The credible person does not use emotional buzz words nor states vague generalities. The credible person speaks to the point using verifiable information, and does not hide possible conflicts of interest.
Continuing from that September 2012 column, self-styled experts claimed that in December 2012:
The sun aligns with the center of the Milky Way galaxy causing it and Earth to be pulled in that direction. Massive earthquakes and a flipping of our planet’s magnetic field result.
A large body, possibly a comet or the mythical planet Nibiru, approaches too closely to Earth, perhaps colliding with it.
An undisclosed planetary alignment occurs, igniting massive solar flares which create mayhem on our home world.
No credible person offered any evidence supporting those assertions because there was none. Only unsubstantiated statements by questionable spokespeople were produced. The result: Purveyors of doom looked foolish when Earth suffered no ill effects.
Such was a time in 1997.
Followers of the cult, “Heavens Gate,” claimed that an alien space ship trailed the much anticipated Comet Hale-Bopp as it moved into the inner solar system. The extra–terrestrial visitors were said to transport the spirits of the group’s members onto the ship. No evidence in support of this was ever given because there was none, only unverifiable, nonsensical statements. The tragic result: thirty-two people took their own lives by poisoning themselves.

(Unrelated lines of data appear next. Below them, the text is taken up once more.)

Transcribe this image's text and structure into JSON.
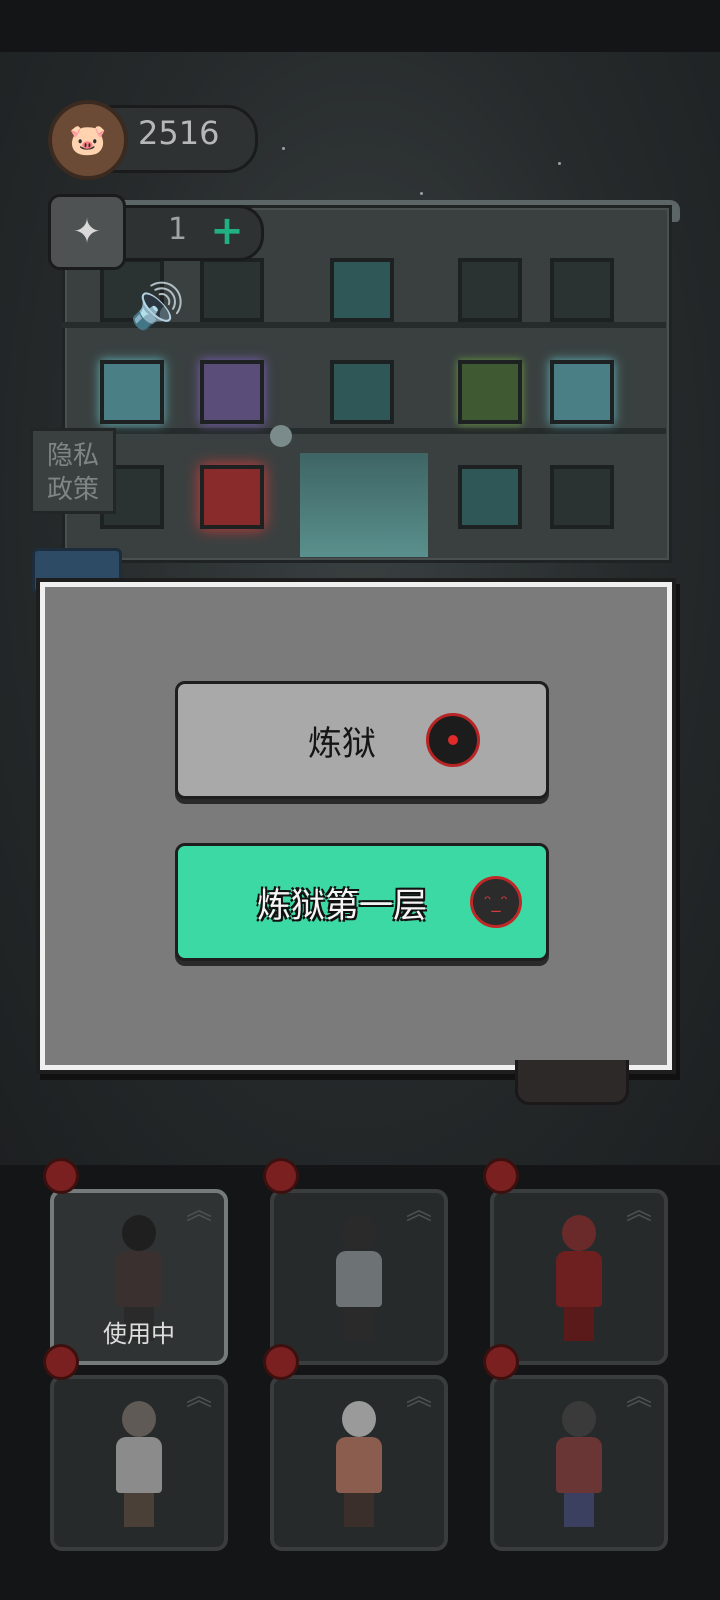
{
  "hud": {
    "coin_count": "2516",
    "coin_icon": "pig-coin-icon",
    "puzzle_count": "1",
    "puzzle_icon": "puzzle-piece-icon",
    "plus_symbol": "+",
    "sound_icon": "speaker-icon"
  },
  "privacy_policy_label": "隐私\n政策",
  "dialog": {
    "options": [
      {
        "label": "炼狱",
        "icon": "demon-avatar-icon",
        "color": "#a9a9a9"
      },
      {
        "label": "炼狱第一层",
        "icon": "demon-face-icon",
        "color": "#3dd9a5"
      }
    ]
  },
  "characters": [
    {
      "status": "使用中",
      "active": true,
      "outfit": "black-dress"
    },
    {
      "status": "",
      "active": false,
      "outfit": "grey-shirt"
    },
    {
      "status": "",
      "active": false,
      "outfit": "santa"
    },
    {
      "status": "",
      "active": false,
      "outfit": "white-shirt"
    },
    {
      "status": "",
      "active": false,
      "outfit": "grandma"
    },
    {
      "status": "",
      "active": false,
      "outfit": "red-coat"
    }
  ],
  "colors": {
    "accent_green": "#3dd9a5",
    "badge_red": "#7a2020"
  }
}
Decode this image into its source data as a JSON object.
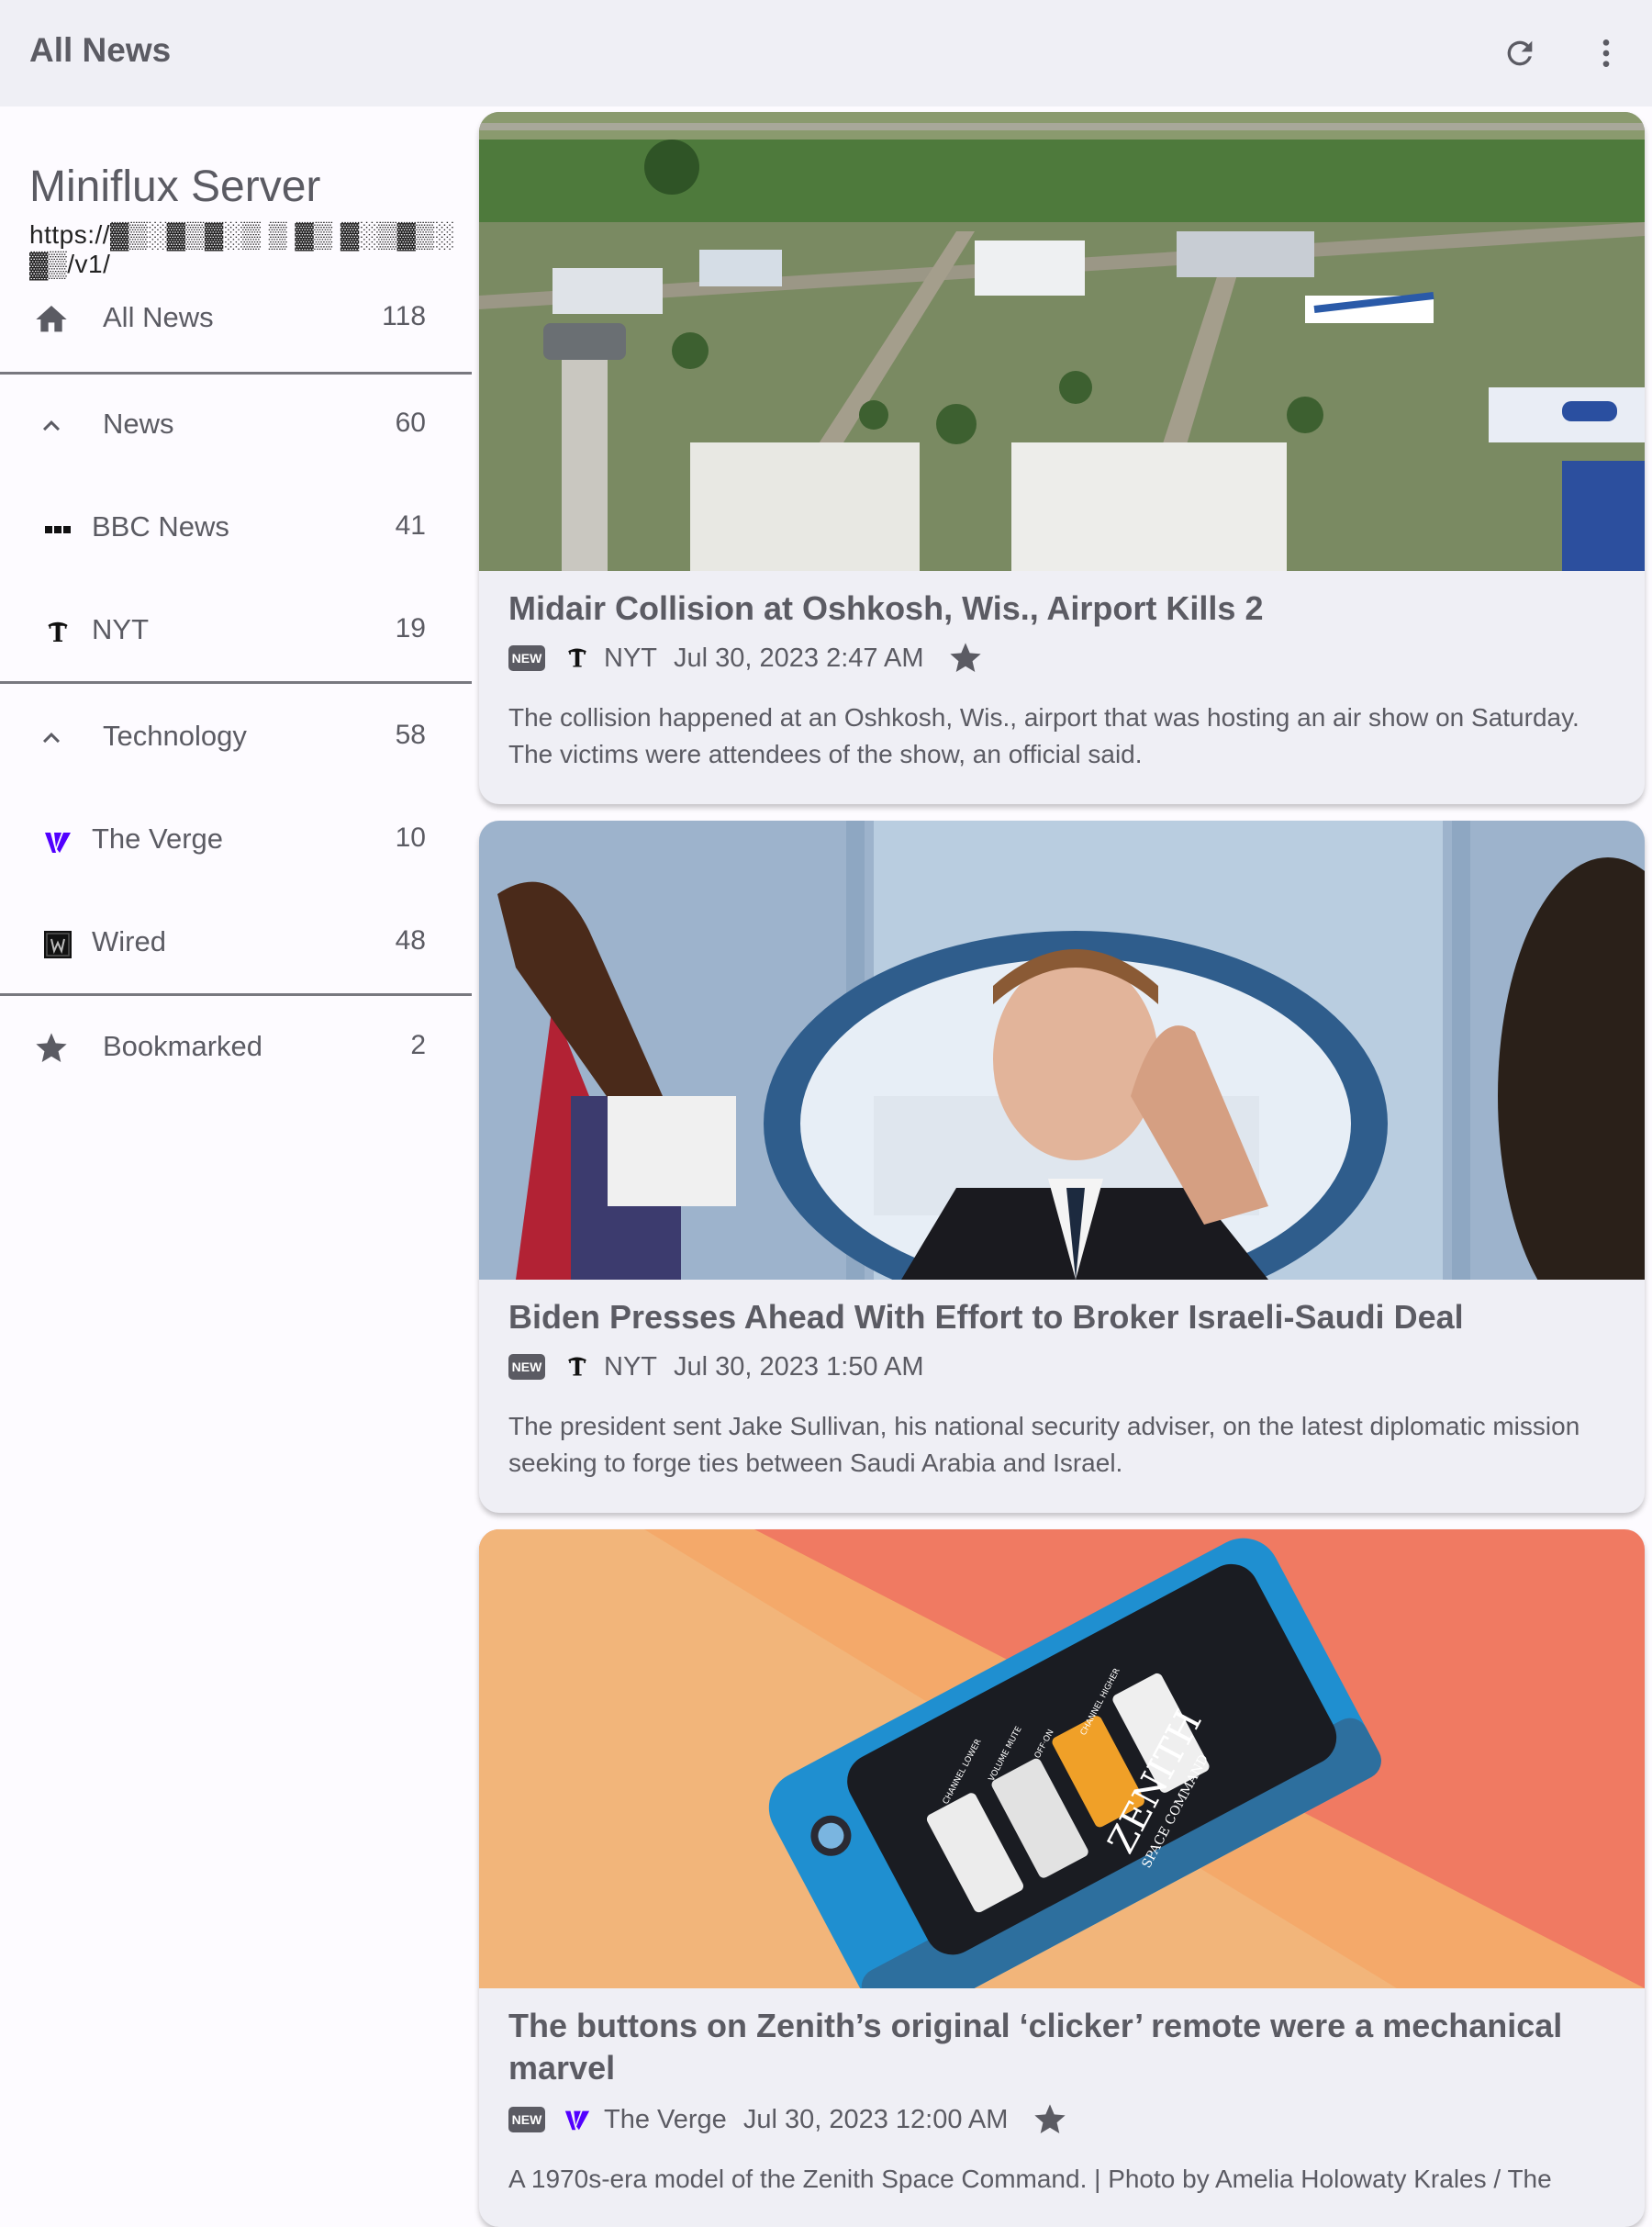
{
  "appbar": {
    "title": "All News",
    "refresh_icon": "refresh-icon",
    "menu_icon": "more-vert-icon"
  },
  "drawer": {
    "server_title": "Miniflux Server",
    "server_url": "https://▓▒░▓▒▓░▒ ▒ ▓▒ ▓░▒▓▒░ ▓▒/v1/",
    "all_news": {
      "label": "All News",
      "count": "118",
      "icon": "home-icon"
    },
    "categories": [
      {
        "label": "News",
        "count": "60",
        "icon": "chevron-up-icon",
        "feeds": [
          {
            "label": "BBC News",
            "count": "41",
            "icon": "bbc-icon"
          },
          {
            "label": "NYT",
            "count": "19",
            "icon": "nyt-icon"
          }
        ]
      },
      {
        "label": "Technology",
        "count": "58",
        "icon": "chevron-up-icon",
        "feeds": [
          {
            "label": "The Verge",
            "count": "10",
            "icon": "verge-icon"
          },
          {
            "label": "Wired",
            "count": "48",
            "icon": "wired-icon"
          }
        ]
      }
    ],
    "bookmarked": {
      "label": "Bookmarked",
      "count": "2",
      "icon": "star-icon"
    }
  },
  "articles": [
    {
      "title": "Midair Collision at Oshkosh, Wis., Airport Kills 2",
      "badge": "NEW",
      "source": "NYT",
      "date": "Jul 30, 2023 2:47 AM",
      "bookmarked": true,
      "summary": "The collision happened at an Oshkosh, Wis., airport that was hosting an air show on Saturday. The victims were attendees of the show, an official said.",
      "image": "aerial-airshow-image"
    },
    {
      "title": "Biden Presses Ahead With Effort to Broker Israeli-Saudi Deal",
      "badge": "NEW",
      "source": "NYT",
      "date": "Jul 30, 2023 1:50 AM",
      "bookmarked": false,
      "summary": "The president sent Jake Sullivan, his national security adviser, on the latest diplomatic mission seeking to forge ties between Saudi Arabia and Israel.",
      "image": "press-briefing-image"
    },
    {
      "title": "The buttons on Zenith’s original ‘clicker’ remote were a mechanical marvel",
      "badge": "NEW",
      "source": "The Verge",
      "date": "Jul 30, 2023 12:00 AM",
      "bookmarked": true,
      "summary": "A 1970s-era model of the Zenith Space Command. | Photo by Amelia Holowaty Krales / The",
      "image": "zenith-remote-image",
      "image_text": {
        "brand": "ZENITH",
        "model": "SPACE COMMAND",
        "btn1": "CHANNEL LOWER",
        "btn2": "VOLUME MUTE",
        "btn3": "OFF·ON",
        "btn4": "CHANNEL HIGHER"
      }
    }
  ],
  "colors": {
    "appbar_bg": "#efeff5",
    "card_bg": "#efeff5",
    "text": "#5b5b63",
    "verge_accent": "#5200ff"
  }
}
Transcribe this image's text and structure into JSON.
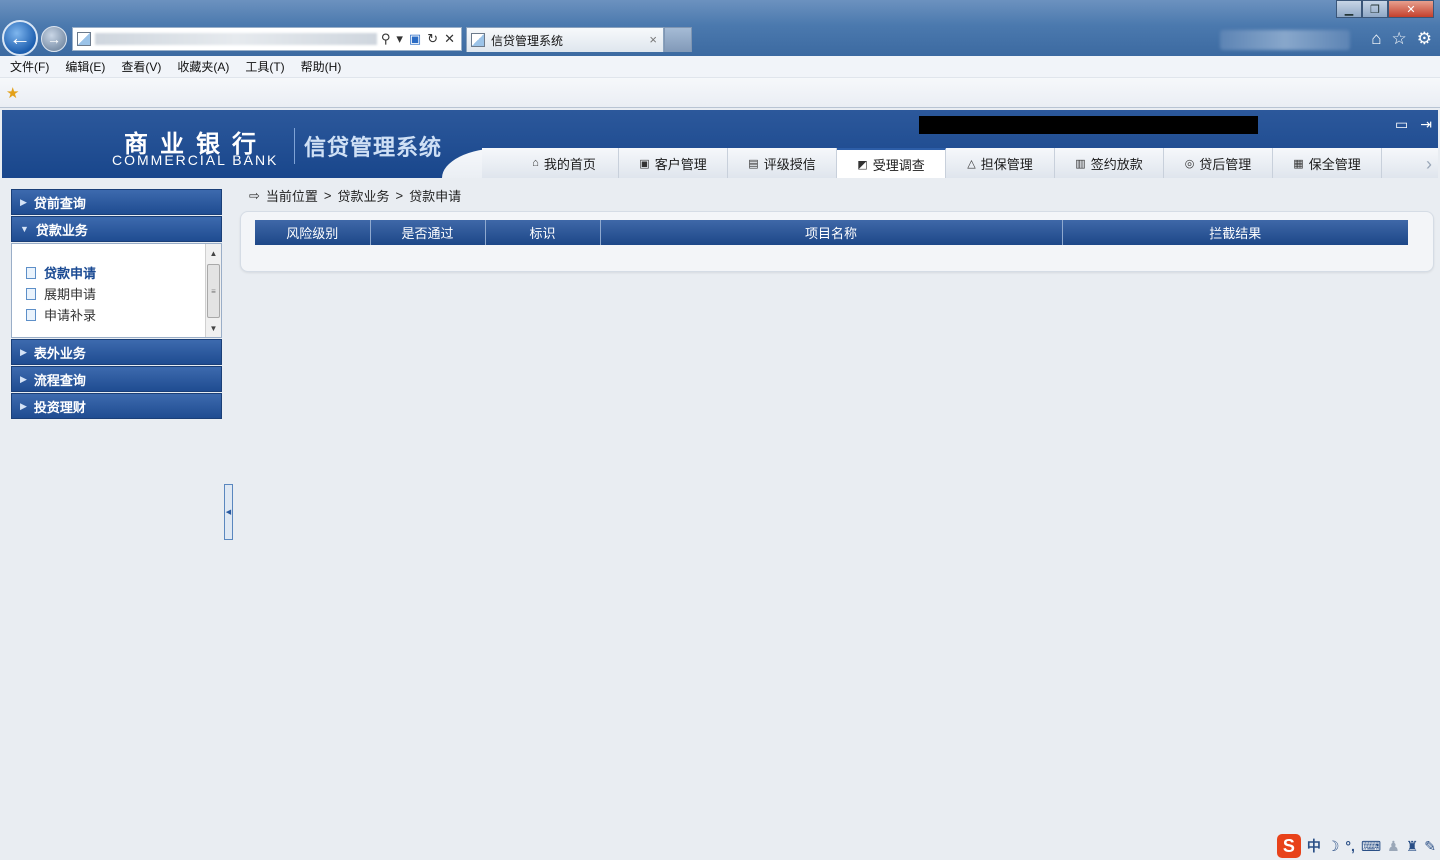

Such was not a time ten years ago.
A small research team of NASA scientists released a report asserting that extremely small and unusually shaped mineral deposits discovered by robotic rovers on Mars were caused by ancient microbial life, perhaps being actual microscopic fossils. They presented their data, procedures, and conclusions. The result: other teams of experts – all credible scientists – critically examined the evidence, and concluded that the formations were more likely due to natural geologic processes than due to ancient microscopic life. Disappointing? Yes, but that is what the evidence indicated, the same evidence that the credible person can not ignore.
When evaluating any claims, the credible person – whether a member of the Hubble Space Telescope science team, or a government leader responding to a global bio-medical emergency, or the critic of a political process – will always ask, “Show me the evidence.” Not to do so can lead to folly, tragic or otherwise.
Goss is the past president of the Astronomical League.